Frequently Asked Questions

"OSC did not start" or Init returns -1 — what do I check?
In order: (1) wiring of MOSI/MISO/SCK/SS — easy to swap MOSI and MISO; (2) SS is on D10 (or whichever pin you set in UsbCore.h); (3) the board is getting clean 5V on RAW; (4) the on-board 12 MHz crystal isn't damaged. A working board reports a non-zero revision in the USB_desc example.
My USB device is detected but doesn't power on / works on PC.

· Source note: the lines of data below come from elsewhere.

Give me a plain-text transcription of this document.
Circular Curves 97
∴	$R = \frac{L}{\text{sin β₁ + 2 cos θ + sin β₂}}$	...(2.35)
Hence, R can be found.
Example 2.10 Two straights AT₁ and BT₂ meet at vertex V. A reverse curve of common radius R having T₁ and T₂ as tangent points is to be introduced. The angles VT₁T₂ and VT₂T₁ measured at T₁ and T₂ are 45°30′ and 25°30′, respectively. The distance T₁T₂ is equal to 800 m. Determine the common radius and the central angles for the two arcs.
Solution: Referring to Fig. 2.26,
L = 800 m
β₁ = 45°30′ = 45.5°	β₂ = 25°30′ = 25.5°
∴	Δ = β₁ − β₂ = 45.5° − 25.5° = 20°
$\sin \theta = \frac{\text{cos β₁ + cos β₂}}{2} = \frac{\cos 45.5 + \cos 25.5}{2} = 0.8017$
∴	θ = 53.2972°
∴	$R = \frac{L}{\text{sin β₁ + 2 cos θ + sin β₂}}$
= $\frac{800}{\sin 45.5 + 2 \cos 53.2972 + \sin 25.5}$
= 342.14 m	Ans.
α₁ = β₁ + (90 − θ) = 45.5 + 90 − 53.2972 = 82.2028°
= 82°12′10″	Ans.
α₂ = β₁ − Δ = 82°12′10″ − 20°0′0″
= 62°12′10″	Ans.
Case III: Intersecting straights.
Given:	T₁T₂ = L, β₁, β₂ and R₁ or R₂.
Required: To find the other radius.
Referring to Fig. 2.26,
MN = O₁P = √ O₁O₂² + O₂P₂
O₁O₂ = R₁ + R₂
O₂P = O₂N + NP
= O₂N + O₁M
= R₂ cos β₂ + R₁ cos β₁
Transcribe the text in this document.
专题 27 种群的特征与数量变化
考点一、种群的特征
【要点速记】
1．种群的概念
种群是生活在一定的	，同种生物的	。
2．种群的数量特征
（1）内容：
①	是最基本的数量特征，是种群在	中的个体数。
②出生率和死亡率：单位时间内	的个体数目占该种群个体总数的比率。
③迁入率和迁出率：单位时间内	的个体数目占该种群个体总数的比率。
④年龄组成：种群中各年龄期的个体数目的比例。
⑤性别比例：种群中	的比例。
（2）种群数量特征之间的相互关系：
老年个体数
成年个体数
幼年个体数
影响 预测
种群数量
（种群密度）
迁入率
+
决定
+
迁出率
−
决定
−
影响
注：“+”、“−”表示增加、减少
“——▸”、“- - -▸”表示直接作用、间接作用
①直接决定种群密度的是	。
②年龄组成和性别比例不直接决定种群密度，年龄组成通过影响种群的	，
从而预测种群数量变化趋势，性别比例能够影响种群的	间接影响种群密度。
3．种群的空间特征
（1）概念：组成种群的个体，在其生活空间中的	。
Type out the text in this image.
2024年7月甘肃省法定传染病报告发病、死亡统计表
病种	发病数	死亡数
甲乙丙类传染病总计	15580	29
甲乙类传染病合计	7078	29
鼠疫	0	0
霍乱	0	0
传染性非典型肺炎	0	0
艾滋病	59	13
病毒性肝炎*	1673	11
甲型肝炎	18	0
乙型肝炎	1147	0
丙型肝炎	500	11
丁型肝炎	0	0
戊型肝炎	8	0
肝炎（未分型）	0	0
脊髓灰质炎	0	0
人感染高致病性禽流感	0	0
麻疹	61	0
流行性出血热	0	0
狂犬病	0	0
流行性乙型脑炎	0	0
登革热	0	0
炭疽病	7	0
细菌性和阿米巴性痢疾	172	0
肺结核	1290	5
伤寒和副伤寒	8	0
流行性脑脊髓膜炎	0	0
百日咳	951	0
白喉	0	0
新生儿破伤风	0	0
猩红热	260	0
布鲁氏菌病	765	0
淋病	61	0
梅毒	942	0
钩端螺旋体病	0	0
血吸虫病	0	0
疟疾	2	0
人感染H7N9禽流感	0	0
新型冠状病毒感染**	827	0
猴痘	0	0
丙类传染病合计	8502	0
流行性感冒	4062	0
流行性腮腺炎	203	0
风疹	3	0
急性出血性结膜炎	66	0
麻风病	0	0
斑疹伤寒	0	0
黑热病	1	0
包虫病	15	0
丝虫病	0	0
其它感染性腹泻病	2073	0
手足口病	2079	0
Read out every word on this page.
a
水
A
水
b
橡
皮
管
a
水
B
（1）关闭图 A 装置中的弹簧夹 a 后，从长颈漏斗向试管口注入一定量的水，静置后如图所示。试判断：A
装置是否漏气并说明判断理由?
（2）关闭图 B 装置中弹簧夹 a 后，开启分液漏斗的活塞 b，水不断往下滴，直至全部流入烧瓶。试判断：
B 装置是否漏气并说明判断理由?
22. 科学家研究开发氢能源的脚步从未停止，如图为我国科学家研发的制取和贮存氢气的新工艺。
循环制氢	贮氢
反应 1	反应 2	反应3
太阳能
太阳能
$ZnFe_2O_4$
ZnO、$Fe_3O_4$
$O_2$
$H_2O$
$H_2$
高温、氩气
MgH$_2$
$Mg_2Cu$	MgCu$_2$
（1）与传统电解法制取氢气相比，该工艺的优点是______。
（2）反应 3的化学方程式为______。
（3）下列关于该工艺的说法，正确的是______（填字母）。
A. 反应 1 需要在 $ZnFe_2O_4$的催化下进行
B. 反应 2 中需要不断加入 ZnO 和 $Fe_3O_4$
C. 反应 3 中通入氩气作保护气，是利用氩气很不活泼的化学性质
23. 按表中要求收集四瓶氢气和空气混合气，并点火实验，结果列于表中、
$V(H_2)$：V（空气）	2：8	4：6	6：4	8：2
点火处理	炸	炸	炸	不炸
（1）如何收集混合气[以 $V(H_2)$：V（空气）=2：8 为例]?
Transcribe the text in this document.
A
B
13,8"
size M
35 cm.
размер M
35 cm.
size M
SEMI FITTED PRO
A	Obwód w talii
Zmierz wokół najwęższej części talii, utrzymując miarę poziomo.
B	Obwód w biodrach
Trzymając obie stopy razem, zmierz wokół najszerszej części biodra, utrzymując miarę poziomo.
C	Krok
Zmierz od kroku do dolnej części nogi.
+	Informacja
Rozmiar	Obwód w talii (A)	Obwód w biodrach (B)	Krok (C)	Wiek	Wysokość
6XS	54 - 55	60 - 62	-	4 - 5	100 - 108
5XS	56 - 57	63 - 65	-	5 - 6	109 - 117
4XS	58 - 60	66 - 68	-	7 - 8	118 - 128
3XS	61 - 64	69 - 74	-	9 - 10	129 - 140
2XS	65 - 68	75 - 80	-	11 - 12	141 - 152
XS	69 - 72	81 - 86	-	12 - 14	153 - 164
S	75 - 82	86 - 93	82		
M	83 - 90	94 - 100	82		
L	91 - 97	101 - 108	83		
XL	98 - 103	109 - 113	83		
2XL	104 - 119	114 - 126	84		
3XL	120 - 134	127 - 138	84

The VBUS jumper on the mini board is often left open from the factory. With it open, the USB-A connector's 5V pin is disconnected, so the device gets no power. Solder the jumper / VBUS pad closed to feed 5V to the USB connector. Also make sure your supply can deliver enough current — keyboards need ~100 mA, hubs and thumb drives can pull 500 mA.
Can I use this with a 3.3V Arduino like the Pro Mini 3.3V?
Yes — the MAX3421E is 3.3V logic internally. The mini board has level shifters that work both ways. Just supply 5V to RAW so VBUS for the USB device is correct, and connect the SPI lines to your 3.3V MCU.
Does it support USB hubs?
Yes — the USB Host Shield 2.0 library includes USBHub. Declare a USBHub Hub(&Usb); in your sketch and the library will enumerate downstream devices through a powered hub. Make sure the hub is self-powered if you're attaching multiple high-current devices, otherwise total VBUS current will exceed the MAX3421E's 500 mA limit.
What's the difference between this and a USB OTG cable on a Pi / Pico?
A Pi or ESP32-S2/S3 already has native USB host hardware — no extra chip needed. The MAX3421E shield is for boards that lack USB host capability (classic Arduino UNO/Mega/Pro Mini, classic ESP32 with no USB peripheral, STM32 boards without OTG). On boards that already have USB host, this shield is redundant.
What's the GPX, INT, SS jumper pad for?
Those are solder-bridge jumpers that route the MAX3421E's INT, GPX, and SS pins to either the Arduino headers (default) or to break-out pads. They're for advanced users who want to remap which Arduino pin handles INT/SS. Leave them at default unless you specifically need to free up D9/D10.
What are the GPIN/GPOUT pins for?
The MAX3421E has 8 general-purpose inputs and 8 general-purpose outputs of its own, addressable over the same SPI bus. They're broken out as GPIN 7654/3210 and GPOUT 7654/3210. Useful when you've already used most of your MCU's GPIOs and want a few more I/Os "for free" on the host shield.